Some mysteries fade with time; others grow louder in silence. Conundrum by Anuj Dhar belongs to the latter, a book that doesn’t just question history but our collective comfort with forgetting.
Dhar and Ghose peel open one of India’s most stubborn secrets, the disappearance of Subhas Chandra Bose, with the persistence of someone who refuses to let a nation’s amnesia pass for closure. Their pursuit takes the reader from the wreckage of a supposed plane crash in Taiwan to the dim-lit room of a reclusive saint in Faizabad, known only as Gumnami Baba. Between these worlds, facts blur into faith, and evidence begins to sound eerily like emotion.
What lingers are the small, haunting details. The Japanese doctor who allegedly signed Bose’s death certificate later confessed he had never seen the body.
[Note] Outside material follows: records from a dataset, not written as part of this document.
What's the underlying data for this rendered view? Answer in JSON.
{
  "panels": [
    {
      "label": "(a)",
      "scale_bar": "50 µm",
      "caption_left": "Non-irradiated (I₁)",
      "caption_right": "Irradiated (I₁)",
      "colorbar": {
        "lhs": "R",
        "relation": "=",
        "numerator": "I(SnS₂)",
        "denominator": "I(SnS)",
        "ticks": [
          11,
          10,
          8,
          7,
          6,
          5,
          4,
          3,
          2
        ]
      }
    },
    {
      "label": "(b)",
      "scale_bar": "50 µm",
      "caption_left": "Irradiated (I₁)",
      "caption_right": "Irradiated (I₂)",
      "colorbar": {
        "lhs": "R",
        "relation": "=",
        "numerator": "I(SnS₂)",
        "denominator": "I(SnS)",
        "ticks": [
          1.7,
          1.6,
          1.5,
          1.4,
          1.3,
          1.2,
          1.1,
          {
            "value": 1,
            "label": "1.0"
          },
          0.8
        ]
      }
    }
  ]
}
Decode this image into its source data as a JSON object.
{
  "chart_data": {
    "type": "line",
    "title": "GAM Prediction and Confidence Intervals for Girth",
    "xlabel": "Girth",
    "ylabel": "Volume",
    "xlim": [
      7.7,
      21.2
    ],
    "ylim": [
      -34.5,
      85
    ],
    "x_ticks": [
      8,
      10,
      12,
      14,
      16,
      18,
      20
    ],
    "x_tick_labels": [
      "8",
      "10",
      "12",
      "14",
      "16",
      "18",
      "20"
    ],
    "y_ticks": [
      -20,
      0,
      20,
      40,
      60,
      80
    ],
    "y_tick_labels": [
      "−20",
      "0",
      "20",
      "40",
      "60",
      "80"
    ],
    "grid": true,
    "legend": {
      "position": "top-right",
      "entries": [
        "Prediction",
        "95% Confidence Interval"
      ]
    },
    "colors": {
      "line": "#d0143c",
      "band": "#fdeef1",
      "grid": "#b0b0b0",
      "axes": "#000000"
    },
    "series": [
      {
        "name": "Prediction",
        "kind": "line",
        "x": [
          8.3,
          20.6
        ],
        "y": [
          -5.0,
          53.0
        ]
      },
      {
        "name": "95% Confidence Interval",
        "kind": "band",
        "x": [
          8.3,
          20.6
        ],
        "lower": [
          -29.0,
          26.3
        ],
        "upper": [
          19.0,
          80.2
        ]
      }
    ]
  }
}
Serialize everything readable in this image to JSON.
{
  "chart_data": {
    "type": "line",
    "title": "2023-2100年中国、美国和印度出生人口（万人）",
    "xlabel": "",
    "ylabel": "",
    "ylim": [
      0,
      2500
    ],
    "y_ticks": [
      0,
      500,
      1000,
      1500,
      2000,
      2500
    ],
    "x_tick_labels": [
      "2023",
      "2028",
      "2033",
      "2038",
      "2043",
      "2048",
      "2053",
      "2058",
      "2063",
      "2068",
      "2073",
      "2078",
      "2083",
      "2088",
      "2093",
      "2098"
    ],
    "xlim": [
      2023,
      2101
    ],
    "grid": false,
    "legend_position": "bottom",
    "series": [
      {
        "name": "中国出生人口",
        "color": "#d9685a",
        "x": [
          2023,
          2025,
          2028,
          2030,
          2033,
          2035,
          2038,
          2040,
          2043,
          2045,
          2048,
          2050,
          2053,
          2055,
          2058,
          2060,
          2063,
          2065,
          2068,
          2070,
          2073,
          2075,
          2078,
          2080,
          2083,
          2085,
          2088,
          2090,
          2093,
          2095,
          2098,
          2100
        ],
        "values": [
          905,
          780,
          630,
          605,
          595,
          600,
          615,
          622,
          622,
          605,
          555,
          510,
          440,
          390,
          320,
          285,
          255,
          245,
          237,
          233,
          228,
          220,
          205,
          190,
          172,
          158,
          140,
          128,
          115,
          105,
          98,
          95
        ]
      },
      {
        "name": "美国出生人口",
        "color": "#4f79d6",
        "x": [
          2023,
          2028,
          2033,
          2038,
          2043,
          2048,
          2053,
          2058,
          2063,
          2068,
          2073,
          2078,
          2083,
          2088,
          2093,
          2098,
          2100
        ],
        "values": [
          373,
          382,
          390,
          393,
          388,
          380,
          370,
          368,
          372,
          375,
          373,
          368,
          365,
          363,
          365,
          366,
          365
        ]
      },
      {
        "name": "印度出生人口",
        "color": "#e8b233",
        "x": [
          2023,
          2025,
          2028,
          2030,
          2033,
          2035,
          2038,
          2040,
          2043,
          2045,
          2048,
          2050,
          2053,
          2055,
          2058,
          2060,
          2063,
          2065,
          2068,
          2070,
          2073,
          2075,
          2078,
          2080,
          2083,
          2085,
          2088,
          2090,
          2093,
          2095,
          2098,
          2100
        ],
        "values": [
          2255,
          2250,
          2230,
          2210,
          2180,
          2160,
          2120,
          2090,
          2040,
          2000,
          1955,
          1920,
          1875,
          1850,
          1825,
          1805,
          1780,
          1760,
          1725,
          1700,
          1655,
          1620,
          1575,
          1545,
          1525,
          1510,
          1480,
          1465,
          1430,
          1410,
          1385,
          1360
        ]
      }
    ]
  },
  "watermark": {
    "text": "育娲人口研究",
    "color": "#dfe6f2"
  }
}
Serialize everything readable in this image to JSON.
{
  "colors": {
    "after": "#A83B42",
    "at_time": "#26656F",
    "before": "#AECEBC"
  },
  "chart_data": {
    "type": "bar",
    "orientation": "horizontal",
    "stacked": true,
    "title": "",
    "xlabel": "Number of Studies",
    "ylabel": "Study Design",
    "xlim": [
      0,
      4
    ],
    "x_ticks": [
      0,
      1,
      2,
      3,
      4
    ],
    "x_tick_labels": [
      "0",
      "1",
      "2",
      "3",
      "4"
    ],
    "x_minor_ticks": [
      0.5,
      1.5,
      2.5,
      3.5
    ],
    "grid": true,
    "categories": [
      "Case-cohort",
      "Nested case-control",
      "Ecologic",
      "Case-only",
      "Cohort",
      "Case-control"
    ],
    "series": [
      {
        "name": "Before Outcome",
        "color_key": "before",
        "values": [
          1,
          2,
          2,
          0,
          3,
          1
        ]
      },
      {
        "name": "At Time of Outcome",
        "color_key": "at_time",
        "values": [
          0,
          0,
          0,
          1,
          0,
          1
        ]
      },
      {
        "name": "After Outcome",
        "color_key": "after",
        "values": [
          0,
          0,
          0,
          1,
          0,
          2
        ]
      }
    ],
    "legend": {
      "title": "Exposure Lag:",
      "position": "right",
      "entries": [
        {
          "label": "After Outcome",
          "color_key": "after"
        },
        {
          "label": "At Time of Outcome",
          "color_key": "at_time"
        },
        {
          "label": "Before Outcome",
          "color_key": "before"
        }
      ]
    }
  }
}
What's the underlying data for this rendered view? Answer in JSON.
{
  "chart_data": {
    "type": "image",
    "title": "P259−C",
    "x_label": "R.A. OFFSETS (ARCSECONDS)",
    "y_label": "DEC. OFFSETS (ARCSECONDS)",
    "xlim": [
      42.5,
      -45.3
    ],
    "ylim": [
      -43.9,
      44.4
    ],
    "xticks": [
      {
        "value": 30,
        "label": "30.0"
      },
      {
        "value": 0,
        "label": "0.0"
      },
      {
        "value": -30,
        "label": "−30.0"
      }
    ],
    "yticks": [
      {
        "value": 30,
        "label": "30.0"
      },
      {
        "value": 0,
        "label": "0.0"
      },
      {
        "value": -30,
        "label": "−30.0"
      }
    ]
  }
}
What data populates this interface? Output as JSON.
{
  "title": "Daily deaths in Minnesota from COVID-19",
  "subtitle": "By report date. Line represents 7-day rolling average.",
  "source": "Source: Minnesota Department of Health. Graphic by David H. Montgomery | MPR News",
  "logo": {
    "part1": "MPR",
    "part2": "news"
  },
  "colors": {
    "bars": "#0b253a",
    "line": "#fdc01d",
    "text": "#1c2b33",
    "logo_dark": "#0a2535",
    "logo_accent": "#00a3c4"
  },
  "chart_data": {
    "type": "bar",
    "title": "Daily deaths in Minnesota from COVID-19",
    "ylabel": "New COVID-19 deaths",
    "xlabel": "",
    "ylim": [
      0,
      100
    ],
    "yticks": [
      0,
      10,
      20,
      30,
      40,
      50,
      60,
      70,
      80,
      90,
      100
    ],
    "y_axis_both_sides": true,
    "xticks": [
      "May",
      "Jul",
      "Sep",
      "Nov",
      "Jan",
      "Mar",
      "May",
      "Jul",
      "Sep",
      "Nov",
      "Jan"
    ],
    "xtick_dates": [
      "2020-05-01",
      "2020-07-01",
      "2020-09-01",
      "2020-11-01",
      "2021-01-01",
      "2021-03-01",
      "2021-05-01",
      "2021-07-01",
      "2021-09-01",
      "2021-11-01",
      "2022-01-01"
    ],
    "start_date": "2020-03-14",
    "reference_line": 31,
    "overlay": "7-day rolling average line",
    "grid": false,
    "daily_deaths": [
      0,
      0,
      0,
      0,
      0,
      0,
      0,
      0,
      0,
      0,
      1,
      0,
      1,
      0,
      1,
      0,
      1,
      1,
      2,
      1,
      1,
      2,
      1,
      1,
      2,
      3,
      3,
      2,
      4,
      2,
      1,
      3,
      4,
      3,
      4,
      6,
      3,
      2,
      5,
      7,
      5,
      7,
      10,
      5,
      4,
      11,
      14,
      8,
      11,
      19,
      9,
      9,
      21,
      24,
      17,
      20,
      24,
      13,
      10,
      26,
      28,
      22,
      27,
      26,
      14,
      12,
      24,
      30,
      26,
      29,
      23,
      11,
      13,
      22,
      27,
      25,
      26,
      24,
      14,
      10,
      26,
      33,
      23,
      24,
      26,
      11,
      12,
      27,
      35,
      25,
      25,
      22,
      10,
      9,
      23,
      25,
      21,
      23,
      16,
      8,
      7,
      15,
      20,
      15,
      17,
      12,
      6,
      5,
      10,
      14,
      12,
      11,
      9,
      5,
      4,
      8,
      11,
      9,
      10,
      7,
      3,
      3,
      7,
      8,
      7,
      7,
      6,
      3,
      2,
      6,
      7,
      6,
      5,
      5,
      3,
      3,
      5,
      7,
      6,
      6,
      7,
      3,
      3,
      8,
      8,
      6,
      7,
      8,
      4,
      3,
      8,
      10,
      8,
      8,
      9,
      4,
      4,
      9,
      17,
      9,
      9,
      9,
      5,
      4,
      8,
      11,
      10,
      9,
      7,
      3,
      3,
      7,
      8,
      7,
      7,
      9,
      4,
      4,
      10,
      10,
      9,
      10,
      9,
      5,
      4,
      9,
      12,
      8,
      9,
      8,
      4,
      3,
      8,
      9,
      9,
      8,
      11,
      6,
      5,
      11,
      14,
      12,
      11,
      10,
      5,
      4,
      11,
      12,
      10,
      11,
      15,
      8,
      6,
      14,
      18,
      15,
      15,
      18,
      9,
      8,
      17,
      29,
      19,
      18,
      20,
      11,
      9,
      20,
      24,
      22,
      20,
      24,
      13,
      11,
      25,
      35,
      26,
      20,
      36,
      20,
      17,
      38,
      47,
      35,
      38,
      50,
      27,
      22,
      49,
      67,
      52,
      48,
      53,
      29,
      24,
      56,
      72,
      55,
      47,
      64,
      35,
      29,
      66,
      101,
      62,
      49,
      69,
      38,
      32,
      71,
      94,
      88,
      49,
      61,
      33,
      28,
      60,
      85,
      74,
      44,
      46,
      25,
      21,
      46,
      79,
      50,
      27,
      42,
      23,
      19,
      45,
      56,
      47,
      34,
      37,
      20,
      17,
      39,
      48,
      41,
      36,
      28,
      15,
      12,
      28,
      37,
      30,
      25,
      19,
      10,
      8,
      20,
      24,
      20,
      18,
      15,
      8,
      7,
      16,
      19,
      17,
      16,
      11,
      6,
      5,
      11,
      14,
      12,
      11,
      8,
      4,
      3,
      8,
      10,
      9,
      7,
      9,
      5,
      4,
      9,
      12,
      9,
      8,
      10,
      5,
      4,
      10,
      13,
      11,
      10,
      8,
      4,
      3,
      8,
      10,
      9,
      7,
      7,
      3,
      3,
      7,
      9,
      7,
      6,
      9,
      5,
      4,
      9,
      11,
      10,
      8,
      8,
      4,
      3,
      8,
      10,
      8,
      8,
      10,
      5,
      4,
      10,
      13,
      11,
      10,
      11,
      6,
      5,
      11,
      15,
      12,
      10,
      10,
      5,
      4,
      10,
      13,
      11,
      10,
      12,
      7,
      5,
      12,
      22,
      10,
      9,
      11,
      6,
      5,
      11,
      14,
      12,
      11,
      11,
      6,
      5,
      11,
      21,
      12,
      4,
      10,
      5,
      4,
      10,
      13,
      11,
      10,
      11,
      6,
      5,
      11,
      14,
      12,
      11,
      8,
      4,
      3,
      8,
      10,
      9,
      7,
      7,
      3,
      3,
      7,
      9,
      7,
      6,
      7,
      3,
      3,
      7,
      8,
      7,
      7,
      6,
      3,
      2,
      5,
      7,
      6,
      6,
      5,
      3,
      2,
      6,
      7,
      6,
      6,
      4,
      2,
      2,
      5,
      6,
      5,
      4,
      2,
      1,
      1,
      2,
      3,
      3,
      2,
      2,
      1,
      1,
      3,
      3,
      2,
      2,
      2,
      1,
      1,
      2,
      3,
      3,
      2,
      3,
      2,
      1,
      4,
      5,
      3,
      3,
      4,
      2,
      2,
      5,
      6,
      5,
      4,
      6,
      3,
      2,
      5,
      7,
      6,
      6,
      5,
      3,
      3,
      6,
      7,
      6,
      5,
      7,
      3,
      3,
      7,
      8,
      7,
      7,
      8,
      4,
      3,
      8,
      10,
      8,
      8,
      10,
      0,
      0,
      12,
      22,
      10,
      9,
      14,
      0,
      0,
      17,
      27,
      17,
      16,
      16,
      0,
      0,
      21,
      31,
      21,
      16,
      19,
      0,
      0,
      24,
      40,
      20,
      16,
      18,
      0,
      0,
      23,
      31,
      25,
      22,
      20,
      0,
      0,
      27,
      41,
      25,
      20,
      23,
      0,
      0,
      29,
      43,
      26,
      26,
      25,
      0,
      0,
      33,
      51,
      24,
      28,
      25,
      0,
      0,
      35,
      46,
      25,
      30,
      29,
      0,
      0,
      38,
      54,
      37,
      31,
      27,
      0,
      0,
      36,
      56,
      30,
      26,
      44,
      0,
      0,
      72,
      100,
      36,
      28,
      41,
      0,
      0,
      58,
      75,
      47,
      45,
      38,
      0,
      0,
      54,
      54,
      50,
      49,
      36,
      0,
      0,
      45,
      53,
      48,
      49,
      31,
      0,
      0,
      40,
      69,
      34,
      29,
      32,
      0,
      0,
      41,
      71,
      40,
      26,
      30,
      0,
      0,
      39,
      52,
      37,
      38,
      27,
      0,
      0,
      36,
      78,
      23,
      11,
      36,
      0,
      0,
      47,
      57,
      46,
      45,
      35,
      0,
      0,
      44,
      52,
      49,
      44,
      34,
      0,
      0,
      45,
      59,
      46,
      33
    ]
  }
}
The family who served Gumnami Baba recalled rooms filled with Bose’s letters, INA memorabilia, and even a pair of his trademark round spectacles. A handwriting expert matched the saint’s notes to Bose’s with unsettling precision, while official commissions chose to look away. Each story feels like a whisper from a man history could not fully bury.
What truly grips you isn’t the evidence alone, but the ache beneath it. The idea that perhaps, somewhere, a man who once demanded freedom for millions had to live without it himself. Dhar and Ghose write not as a conspiracy theorists but as men disturbed by how easily we traded curiosity for convenience.
Conundrum isn’t closure; it’s conscience. It reminds us that truth sometimes hides because we stopped looking.